PUNE, India (AP) — She grew up listening to her grandparents’ stories over dinner, three generations gathered in the house they shared, like nearly every Indian family she knew.
But now that Uma Paranjpe is a grandmother, she finds herself living alone in a small apartment, her children abroad, her grandchildren far from her cooking and her stories.
And she’s thrilled.
"Grandparents also want their own independence," said the 62-year-old widow, who lives in a bustling retirement community in this southwestern Indian city. "We want freedom. We would like to travel, to pursue our hobbies."
A cultural revolution is under way in India, led by an unlikely gray-haired vanguard that is dramatically changing what it means to be old here, and what it means to be a family. In a country where family is society’s strongest cultural anchor, the thought of the elderly living alone has long been anathema, but many old people today are embracing the notion.
With the economy booming, children are moving away for jobs, leaving elderly parents on their own. While some lament the breakdown in family as a sign of cultural decline, others — especially the well-off — are happy to devote their old age to themselves instead of their grandchildren.
The new retirement communities are so far available only for the rich. There’s nothing between the high end faux Florida facilities and bleak government-run homes for those with nowhere else to go.
Roughly a dozen development companies across the country offer sparkling facilities complete with badminton courts, lap pools and game rooms to the wealthiest sliver of the country’s 80 million people over 60.
"I don’t think my son or my daughter will look after me — and I’m damn happy about it," said Minoo Shroff, 72, who lives in a housing complex for seniors in Pune, a pleasant city popular with retirees because it’s more temperate than much of the rest of India. "I’m independent, they’re independent."

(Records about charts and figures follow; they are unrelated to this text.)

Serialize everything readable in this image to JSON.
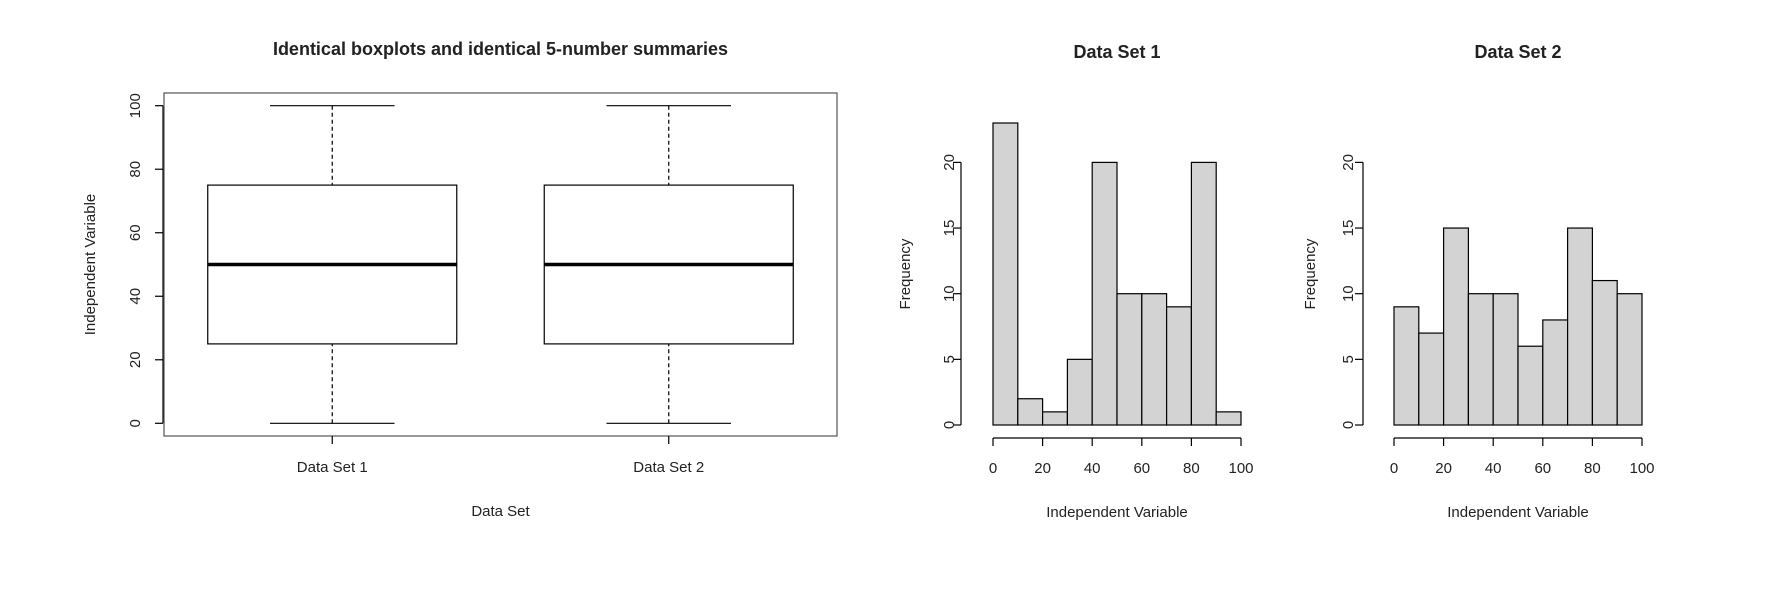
{
  "chart_data": [
    {
      "type": "boxplot",
      "title": "Identical boxplots and identical 5-number summaries",
      "x_label": "Data Set",
      "y_label": "Independent Variable",
      "categories": [
        "Data Set 1",
        "Data Set 2"
      ],
      "boxes": [
        {
          "min": 0,
          "q1": 25,
          "median": 50,
          "q3": 75,
          "max": 100
        },
        {
          "min": 0,
          "q1": 25,
          "median": 50,
          "q3": 75,
          "max": 100
        }
      ],
      "color": "#ffffff",
      "ylim": [
        -4,
        104
      ],
      "yticks": [
        0,
        20,
        40,
        60,
        80,
        100
      ]
    },
    {
      "type": "histogram",
      "title": "Data Set 1",
      "x_label": "Independent Variable",
      "y_label": "Frequency",
      "bins": [
        0,
        10,
        20,
        30,
        40,
        50,
        60,
        70,
        80,
        90,
        100
      ],
      "values": [
        23,
        2,
        1,
        5,
        20,
        10,
        10,
        9,
        20,
        1
      ],
      "color": "#d3d3d3",
      "xlim": [
        0,
        100
      ],
      "xticks": [
        0,
        20,
        40,
        60,
        80,
        100
      ],
      "ylim": [
        0,
        23
      ],
      "yticks": [
        0,
        5,
        10,
        15,
        20
      ]
    },
    {
      "type": "histogram",
      "title": "Data Set 2",
      "x_label": "Independent Variable",
      "y_label": "Frequency",
      "bins": [
        0,
        10,
        20,
        30,
        40,
        50,
        60,
        70,
        80,
        90,
        100
      ],
      "values": [
        9,
        7,
        15,
        10,
        10,
        6,
        8,
        15,
        11,
        10
      ],
      "color": "#d3d3d3",
      "xlim": [
        0,
        100
      ],
      "xticks": [
        0,
        20,
        40,
        60,
        80,
        100
      ],
      "ylim": [
        0,
        23
      ],
      "yticks": [
        0,
        5,
        10,
        15,
        20
      ]
    }
  ]
}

Seniors in India traditionally occupy a role somewhere between family pillar and dependent hanger-on, with more than 71 percent of the elderly living with their children or grandchildren, according to the 2001 national census.

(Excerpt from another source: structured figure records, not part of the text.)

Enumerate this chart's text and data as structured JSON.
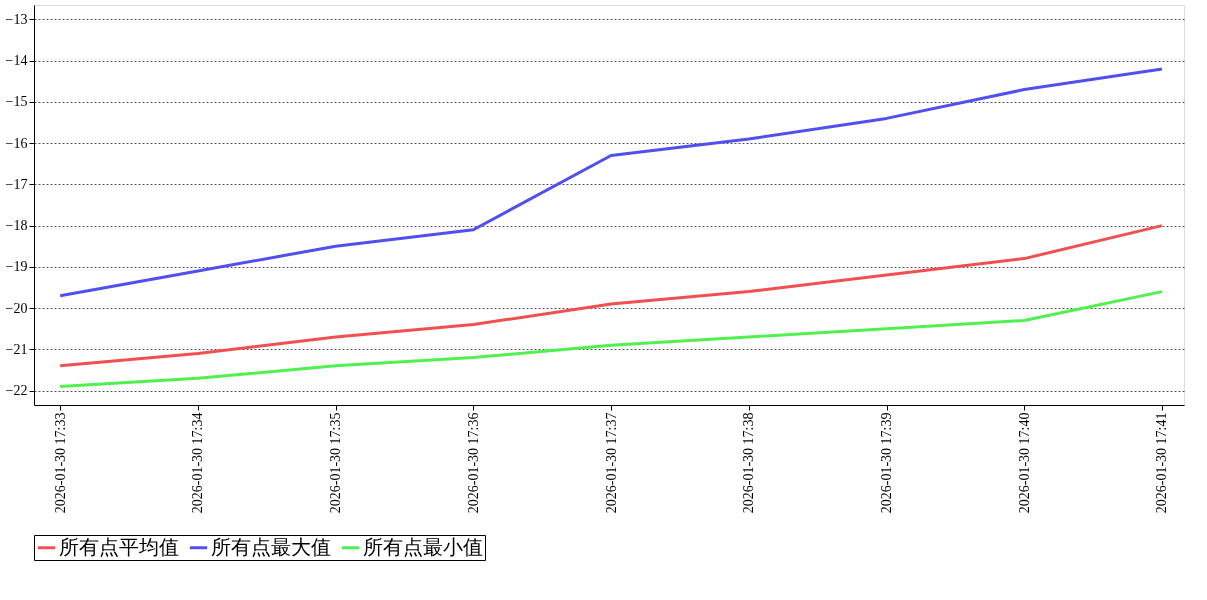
{
  "chart_data": {
    "type": "line",
    "categories": [
      "2026-01-30  17:33",
      "2026-01-30  17:34",
      "2026-01-30  17:35",
      "2026-01-30  17:36",
      "2026-01-30  17:37",
      "2026-01-30  17:38",
      "2026-01-30  17:39",
      "2026-01-30  17:40",
      "2026-01-30  17:41"
    ],
    "series": [
      {
        "name": "所有点平均值",
        "color": "#f05050",
        "values": [
          -21.4,
          -21.1,
          -20.7,
          -20.4,
          -19.9,
          -19.6,
          -19.2,
          -18.8,
          -18.0
        ]
      },
      {
        "name": "所有点最大值",
        "color": "#5050f0",
        "values": [
          -19.7,
          -19.1,
          -18.5,
          -18.1,
          -16.3,
          -15.9,
          -15.4,
          -14.7,
          -14.2
        ]
      },
      {
        "name": "所有点最小值",
        "color": "#50f050",
        "values": [
          -21.9,
          -21.7,
          -21.4,
          -21.2,
          -20.9,
          -20.7,
          -20.5,
          -20.3,
          -19.6
        ]
      }
    ],
    "ylim": [
      -22.35,
      -12.65
    ],
    "yticks": [
      -22,
      -21,
      -20,
      -19,
      -18,
      -17,
      -16,
      -15,
      -14,
      -13
    ],
    "grid": "y",
    "legend": "bottom"
  }
}
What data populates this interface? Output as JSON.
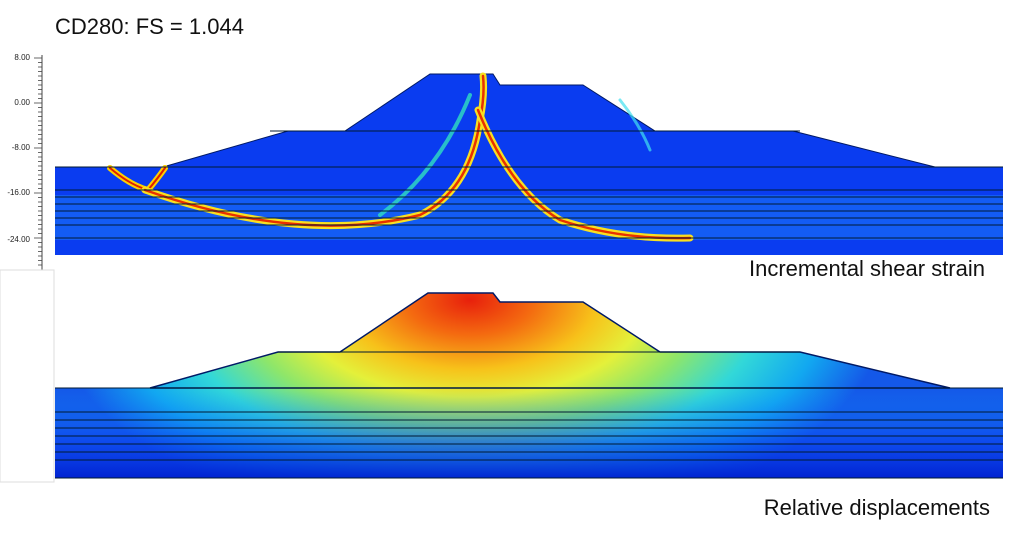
{
  "header": {
    "title": "CD280: FS = 1.044"
  },
  "ruler": {
    "ticks": [
      "8.00",
      "0.00",
      "-8.00",
      "-16.00",
      "-24.00"
    ]
  },
  "panels": [
    {
      "label": "Incremental shear strain"
    },
    {
      "label": "Relative displacements"
    }
  ]
}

Grandparents can be revered keepers of family lore or ghostly presences cooking nearly forgotten recipes. But from teeming cities to sleepy villages, caring for one’s parents is to most Indians a duty as important as caring for one’s children, and home after home across the country is crowded with the same mix of generations.
The arrangement is one borne out of custom and financial necessity — the Indian government provides no Social Security type benefits and less than 10 percent of the population receives even a small pension.